There is a fine line between a crush and a squish. Both crushes and squishes could involve persistent thoughts about the person of interest, self-consciousness around that person, desires to be with them, fantasies about physical (not necessarily sexual) contact with them, or any combination of these. However crushes sometimes entail jealous of partners of the person of interest, and a desire for romantic contact (such as kissing), a dating relationship, or marriage, while squishes often do not. In both cases emotional attachment can be formed between partners, regardless if it is reciprocated. The type of the relationship is defined upon the desired actions and the actions shared between the pairing. Romantic relationships, or desired romantic relationships, frequently hold more romantic or 'loving' behaviors versus a platonic relationship, or desired platonic relationship, where the purpose is to know them well and be close. The lines between the two frequently become blurred with one transforming into another.

The bottom line is that both crushes and squishes are both types of infatuations. But, a crush is a romantic infatuation, and a squish is a platonic infatuation.

Sensual attraction

Sensual attraction can be an emotional or physical desire to engage in sensual acts with the person that the attraction is felt towards. Sensuality is a pleasure that involves the senses. This is especially true regarding tactile sensuality such as cuddling. Some asexuals are uncomfortable with this classification, since they can also get sensual pleasure from nonhuman objects such as pillows, blankets or pets, to which they do not consider themselves 'attracted'. Many sexual people interpret sensuality as only relating to sexual pleasure that involves the senses, but there are other ways of being sensual. Some (though not all) asexuals enjoy nonsexual sensuality with other people. Sensuality often involves tactile stimulation, such as cuddling, kissing, or giving or receiving a massage, but interpretations of visual, aural, taste, or olfactory stimuli as sensual are also appropriate - for example, since the desire to appreciate the sight of a beautiful person involves visual stimulation, it could be seen as sensual.

It is also sometimes difficult to fully distinguish sensual things from sexual ones in a relationship, especially between sexual people. Sensual acts are distinguished from sexual acts only by the people engaged with them. Kissing, cuddling, hugging and holding hands have both a sensual aspect and a sexual aspect. The purpose of the acts vary as they can be an action of affection or for the purpose of sexual arousal.

Aesthetic attraction

Main article: Aesthetic attraction

Some asexuals report feeling an attraction to other people that is not connected to a desire to do anything with them, either sexually or romantically. They simply appreciate their appearance. This is called aesthetic attraction because it is thought to be similar to other aesthetic desires, such as the desire to keep listening to a good song or to keep looking at a beautiful sunset.

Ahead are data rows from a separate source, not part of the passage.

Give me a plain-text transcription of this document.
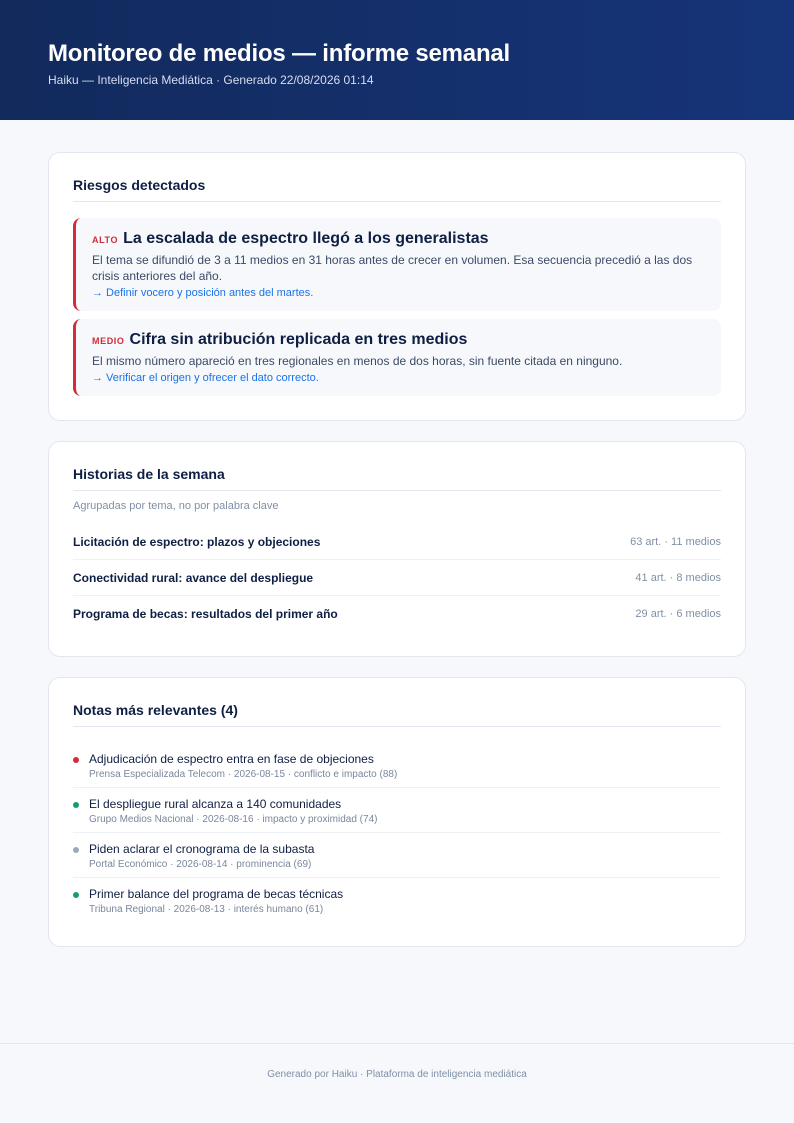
Monitoreo de medios — informe semanal
Haiku — Inteligencia Mediática · Generado 22/08/2026 01:14
Riesgos detectados
ALTO La escalada de espectro llegó a los generalistas
El tema se difundió de 3 a 11 medios en 31 horas antes de crecer en volumen. Esa secuencia precedió a las dos crisis anteriores del año.
→ Definir vocero y posición antes del martes.
MEDIO Cifra sin atribución replicada en tres medios
El mismo número apareció en tres regionales en menos de dos horas, sin fuente citada en ninguno.
→ Verificar el origen y ofrecer el dato correcto.
Historias de la semana
Agrupadas por tema, no por palabra clave
Licitación de espectro: plazos y objeciones	63 art. · 11 medios
Conectividad rural: avance del despliegue	41 art. · 8 medios
Programa de becas: resultados del primer año	29 art. · 6 medios
Notas más relevantes (4)
Adjudicación de espectro entra en fase de objeciones
Prensa Especializada Telecom · 2026-08-15 · conflicto e impacto (88)
El despliegue rural alcanza a 140 comunidades
Grupo Medios Nacional · 2026-08-16 · impacto y proximidad (74)
Piden aclarar el cronograma de la subasta
Portal Económico · 2026-08-14 · prominencia (69)
Primer balance del programa de becas técnicas
Tribuna Regional · 2026-08-13 · interés humano (61)
Generado por Haiku · Plataforma de inteligencia mediática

It is possible to define aesthetic attraction as a subset of sensual attraction, since the act of observing a person's appearance or behavior can be thought of as pleasure involving the sense of vision or sometimes hearing. Some asexuals reject the concept of aesthetic attraction for the same reason that they reject the concept of sensual attraction - i.e. it feels the same to them with people as it does to inanimate objects and other things that they do not generally think of themselves as being attracted to.